Abstract:Large Language Models (LLMs) have revolutionized natural language processing but can exhibit biases and may generate toxic content. While alignment techniques like Reinforcement Learning from Human Feedback (RLHF) reduce these issues, their impact on creativity, defined as syntactic and semantic diversity, remains unexplored. We investigate the unintended consequences of RLHF on the creativity of LLMs through three experiments focusing on the Llama-2 series. Our findings reveal that aligned models exhibit lower entropy in token predictions, form distinct clusters in the embedding space, and gravitate towards "attractor states", indicating limited output diversity. Our findings have significant implications for marketers who rely on LLMs for creative tasks such as copywriting, ad creation, and customer persona generation. The trade-off between consistency and creativity in aligned models should be carefully considered when selecting the appropriate model for a given application. We also discuss the importance of prompt engineering in harnessing the creative potential of base models.
What problem does this paper attempt to address?

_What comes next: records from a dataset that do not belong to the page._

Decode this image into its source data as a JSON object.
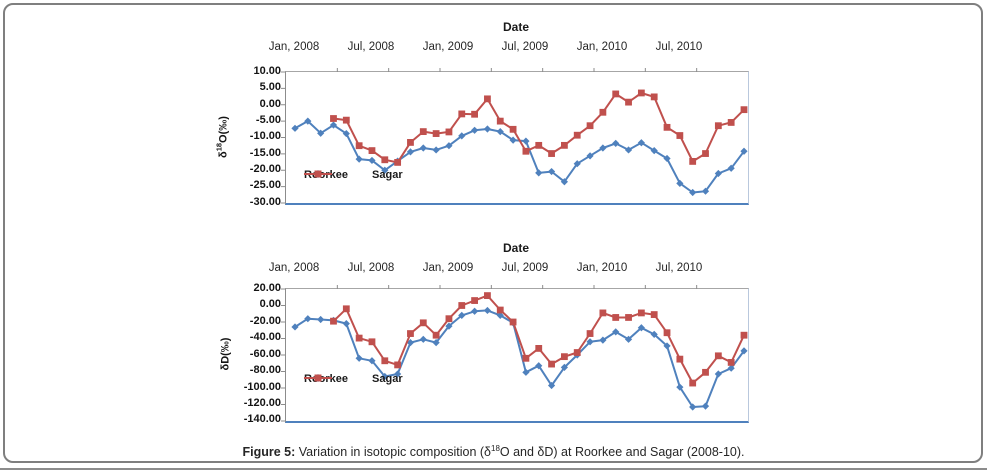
{
  "colors": {
    "roorkee": "#4F81BD",
    "sagar": "#C0504D",
    "plot_bottom_axis": "#4F81BD",
    "tick": "#8c8c8c",
    "frame_border": "#7f7f7f"
  },
  "caption": {
    "bold": "Figure 5:",
    "pre": " Variation in isotopic composition (δ",
    "sup": "18",
    "post": "O and δD) at Roorkee and Sagar (2008-10)."
  },
  "chart_data": [
    {
      "type": "line",
      "title": "Date",
      "xlabel": "Date",
      "ylabel_parts": {
        "base": "δ",
        "sup": "18",
        "rest": "O(‰)"
      },
      "x_tick_labels": [
        "Jan, 2008",
        "Jul, 2008",
        "Jan, 2009",
        "Jul, 2009",
        "Jan, 2010",
        "Jul, 2010"
      ],
      "y_tick_labels": [
        "10.00",
        "5.00",
        "0.00",
        "-5.00",
        "-10.00",
        "-15.00",
        "-20.00",
        "-25.00",
        "-30.00"
      ],
      "ylim": [
        -30,
        10
      ],
      "x_start": "Jan 2008",
      "x_step": "1 month",
      "n_points": 36,
      "legend_position": "inside lower-left",
      "grid": false,
      "series": [
        {
          "name": "Roorkee",
          "marker": "diamond",
          "values": [
            -7.2,
            -5.0,
            -8.7,
            -6.2,
            -8.8,
            -16.6,
            -17.0,
            -20.0,
            -17.2,
            -14.4,
            -13.2,
            -13.8,
            -12.5,
            -9.5,
            -7.8,
            -7.4,
            -8.2,
            -10.8,
            -11.1,
            -20.8,
            -20.4,
            -23.5,
            -18.0,
            -15.6,
            -13.2,
            -11.8,
            -13.8,
            -11.6,
            -14.0,
            -16.4,
            -24.0,
            -26.8,
            -26.4,
            -21.0,
            -19.4,
            -14.2
          ]
        },
        {
          "name": "Sagar",
          "marker": "square",
          "values": [
            null,
            null,
            null,
            -4.2,
            -4.7,
            -12.5,
            -14.0,
            -16.8,
            -17.6,
            -11.5,
            -8.2,
            -8.8,
            -8.3,
            -2.8,
            -2.9,
            1.8,
            -5.0,
            -7.5,
            -14.2,
            -12.4,
            -14.9,
            -12.4,
            -9.3,
            -6.4,
            -2.3,
            3.3,
            0.8,
            3.6,
            2.4,
            -6.9,
            -9.4,
            -17.3,
            -14.9,
            -6.4,
            -5.4,
            -1.5
          ]
        }
      ]
    },
    {
      "type": "line",
      "title": "Date",
      "xlabel": "Date",
      "ylabel_parts": {
        "base": "δ",
        "sup": "",
        "rest": "D(‰)"
      },
      "x_tick_labels": [
        "Jan, 2008",
        "Jul, 2008",
        "Jan, 2009",
        "Jul, 2009",
        "Jan, 2010",
        "Jul, 2010"
      ],
      "y_tick_labels": [
        "20.00",
        "0.00",
        "-20.00",
        "-40.00",
        "-60.00",
        "-80.00",
        "-100.00",
        "-120.00",
        "-140.00"
      ],
      "ylim": [
        -140,
        20
      ],
      "x_start": "Jan 2008",
      "x_step": "1 month",
      "n_points": 36,
      "legend_position": "inside lower-left",
      "grid": false,
      "series": [
        {
          "name": "Roorkee",
          "marker": "diamond",
          "values": [
            -26,
            -16,
            -17,
            -18,
            -22,
            -64,
            -67,
            -86,
            -83,
            -45,
            -41,
            -45,
            -25,
            -12,
            -7,
            -6,
            -12,
            -21,
            -81,
            -73,
            -97,
            -75,
            -60,
            -44,
            -42,
            -32,
            -41,
            -27,
            -35,
            -49,
            -99,
            -123,
            -122,
            -83,
            -76,
            -55
          ]
        },
        {
          "name": "Sagar",
          "marker": "square",
          "values": [
            null,
            null,
            null,
            -19,
            -4,
            -39.5,
            -44,
            -67,
            -72,
            -34,
            -21,
            -36,
            -16,
            0,
            6,
            12,
            -5.5,
            -20,
            -64,
            -52,
            -71,
            -62,
            -57,
            -34,
            -9,
            -14.5,
            -14.5,
            -9,
            -11,
            -33,
            -65,
            -94,
            -81,
            -61,
            -69,
            -36
          ]
        }
      ]
    }
  ]
}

The problem that this paper attempts to solve is: **After large - language models (LLMs) are aligned through reinforcement learning from human feedback (RLHF), will their creativity and output diversity be negatively affected?**
Specifically, the paper focuses on whether the RLHF process will cause LLMs to become too deterministic and single - minded when generating text, thus losing creativity and diversity. Creativity is defined here as the diversity of the text generated by the model in terms of syntax (lexical choice, sentence structure, etc.) and semantics (meaning, emotion, opinion, etc.).
### Research Background
Large - language models (LLMs) perform excellently in natural language processing, but they may generate biased or toxic content. To reduce these problems, researchers have developed techniques such as RLHF to align the models with human values and preferences. However, these alignment techniques may inadvertently reduce the model's creativity and output diversity, which poses a challenge for applications that require a high degree of diversity and innovation (such as creative tasks in marketing).
### Research Methods
The paper explores the impact of RLHF on the creativity of LLMs through three experiments:
1. **Experiment 1: Customer Profile and Product Review Generation**
- **Purpose**: To compare the diversity of LLMs before and after alignment when generating customer profiles and product reviews.
- **Method**: Use the base model and the aligned model to generate 100 unique customer profiles respectively, each profile containing attributes such as name, gender, age, nationality, ethnicity, and personality type. Each simulated customer will also write a review for a hypothetical product (a smart coffee machine).
- **Analysis**: Compare the diversity of customer profiles and reviews generated by the two models through methods such as word clouds, distribution maps, sentiment analysis, and embedding vector clustering.
2. **Experiment 2: Semantic - level Diversity**
- **Purpose**: To evaluate the semantic diversity of the base model and the aligned model when expressing the same historical fact (information about Grace Hopper).
- **Method**: Set the initial prompt "Grace Hopper was" and generate 200 outputs, calculate the embedding vectors using SBERT, and then visualize them through t - SNE dimensionality reduction.
- **Analysis**: Compare the semantic diversity of the outputs generated by the two models through t - SNE visualization and cosine similarity analysis.
3. **Experiment 3: Syntactic - level Diversity**
- **Purpose**: To study the differences in phrase - level probability distributions between the base model and the aligned model when generating text.
- **Method**: Set the initial prompt "Steve is the CEO of a startup company", generate a background story of 64 tokens, record each generated token and the probability distribution of its top five predicted tokens, and calculate Shannon entropy.
- **Analysis**: Compare the syntactic diversity of the two models when generating text by calculating the average entropy.
### Main Findings
- **Customer Profiles and Product Reviews**: The customer profiles generated by the aligned model show less diversity in terms of name, nationality, ethnicity, personality type, and age. The reviews generated by the aligned model are also more concentrated on positive emotions, and the sentence structures and contents are more similar.
- **Semantic Diversity**: The outputs of the aligned model form tighter clusters in the embedding space, indicating that the text generated by it is more semantically single - minded.
- **Semantic Diversity**: The token probability distribution of the aligned model when generating text is more skewed, resulting in a lack of syntactic diversity in the generated text.
### Conclusion
The paper reveals that the RLHF process may cause the aligned LLMs to become too deterministic and single - minded when generating text, thus sacrificing creativity and output diversity. This finding is of great significance for applications that require a high degree of diversity and innovation (such as marketing). Therefore, when choosing a model, it is necessary to balance the relationship between consistency and creativity.